La Comisión Europea negó, este viernes 16 de enero, estar explorando la imposición de aranceles sobre las importaciones de vehículos híbridos procedentes de China, tal y como hace ya desde el pasado año con el carro eléctrico de los fabricantes del gigante asiático para compensar las ayudas que reciben de Pekín y les da una ventaja considerada desleal a ojos de la UE.
“Como he dicho, en nombre de la Comisión Europea, no hay ninguna investigación en curso sobre las exportaciones de vehículos híbridos de China a la Unión Europea”, dijo el portavoz comunitario de Comercio, Olof Gill, en una rueda de prensa en Bruselas al ser consultado por si hay miembros del Ejecutivo comunitario presionando para dar ese paso.
“Los comisarios son políticos y tienen el derecho a plantear las cuestiones que quieran”, apuntó el portavoz, sin dar más detalles sobre los debates internos en el seno del Colegio de Comisarios, y tras recalcar que Bruselas no tiene en marcha “ninguna investigación” que abarque la producción de híbridos.
Otras fuentes consultadas por Europa Press indican que el vicepresidente del Ejecutivo comunitario de Prosperidad y Estrategia Industrial, el liberal francés Stéphane Séjourné, sí ha planteado “en varias ocasiones” la cuestión de por qué las medidas que son válidas para el vehículo eléctrico no lo son para los híbridos, si se producen “en las mismas condiciones” y los productores europeos necesitan “la misma protección e igualdad de condiciones”.

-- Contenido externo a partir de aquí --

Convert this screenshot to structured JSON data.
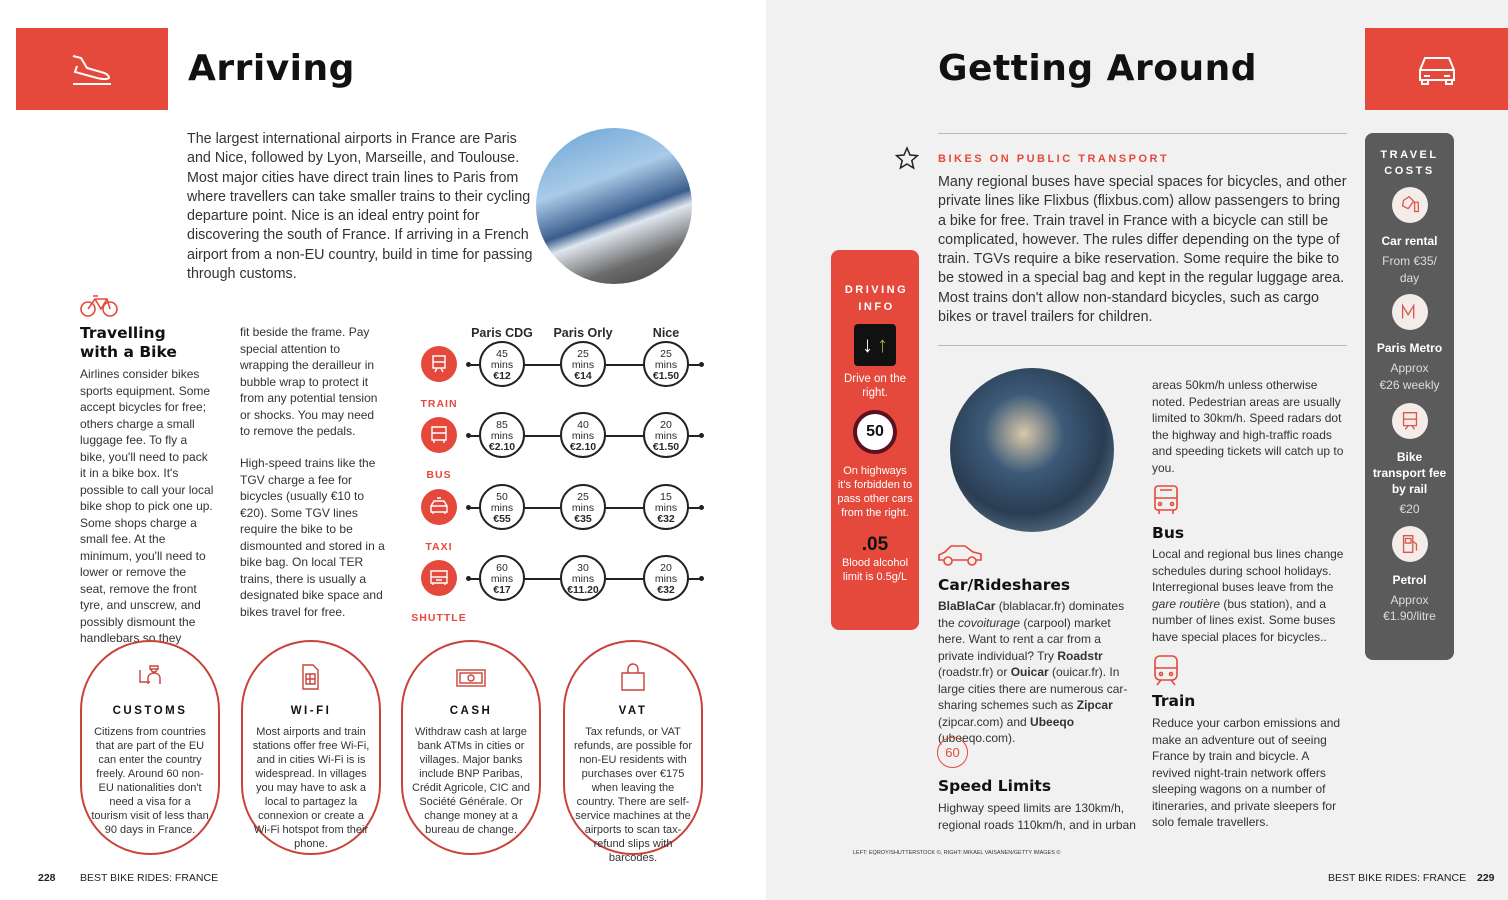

En este contexto, el portavoz de Comercio aclaró en la rueda de prensa que la investigación que se llevó inicialmente a cabo —requisito previo necesario antes de tomar ninguna medida arancelaria, según establecen las reglas de la Organización Mundial del Comercio (OMC)— se centró “únicamente” en los vehículos eléctricos.
Ello se debió, continuó explicando Gill, en que el sector de las baterías eléctricas fue el “problema identificado, el patrón comercial que podía plantear perjuicio para la industria de la Unión Europea”. “No hay actualmente ninguna investigación en marcha sobre las exportaciones de vehículos híbridos desde China hacia la UE”, ha remachado.
La UE activó en otoño de 2024 aranceles permanentes de hasta el 35,3% en respuesta a los subsidios que China concede a sus productores y que Bruselas considera que les otorga una ventaja ilegal sobre competidores europeos. Entonces, los servicios comunitarios aclararon que el arancel, que se suma al 10% que ya se aplica al automóvil, podría suspenderse si las partes llegaban a un acuerdo que garantizara la competencia justa, un extremo que no se ha dado hasta ahora pese a continuar los contactos.